The ‘accident’ led to a leave of absence which gave me an opportunity to work full time on the staff of one of the early Denver International Film Festivals. In the years that followed this stoked my passion for the movies and I got to meet people like Wim Wenders, Agnes Varda, Alan Rudolf, Robert Altman and many of the people behind the process that puts those images up on the screen. I began writing about the movies in outraged response to the largely negative critical reception to the movie “Blade Runner”, which I thought at the time was an absolute masterpiece.
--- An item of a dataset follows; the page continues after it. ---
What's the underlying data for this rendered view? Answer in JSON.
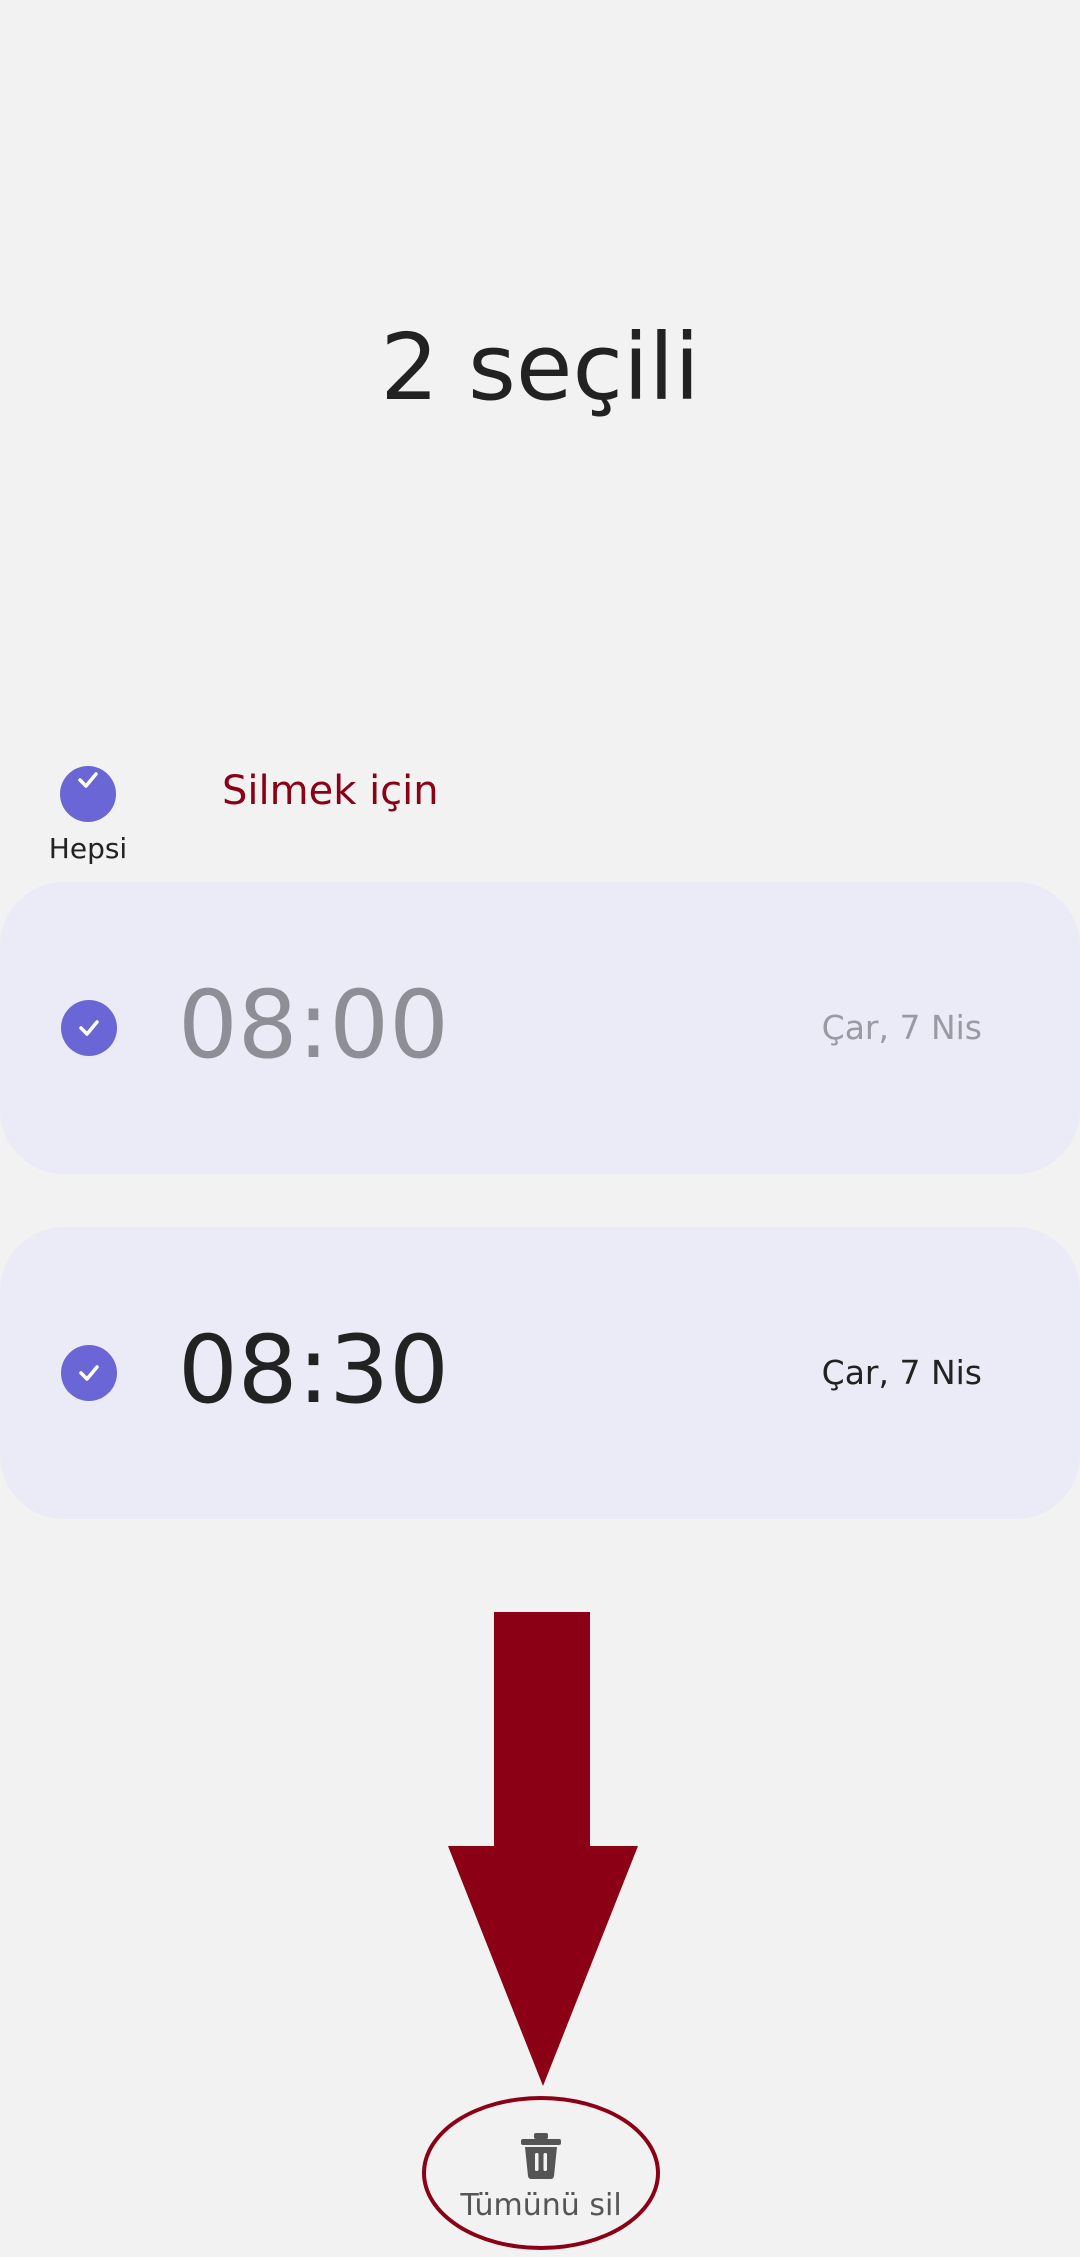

Like many people in the film audience I watched the early seasons of Siskel and Ebert on public television. I cheered and booed their thumbs up and thumbs down reviews and came to dislike the simplistic mode of praise or put down so many film critics began to emulate.
What came through with Roger Ebert was something more than this. Here was a writer with an obvious love of the medium and a sincere appreciation of all those who contributed to it. When you listened to him you learned something, whether you agreed with him or not. Unlike most critics whose job it is to watch hundreds of movies good and bad, he didn’t get trapped in predictable patterns of likes and dislikes, remaining open to new approaches that expanded the possibilities of storytelling. When you read his reviews you knew that he approached every film fairly, open to whatever the film maker might attempt, without his personal agenda getting in the way.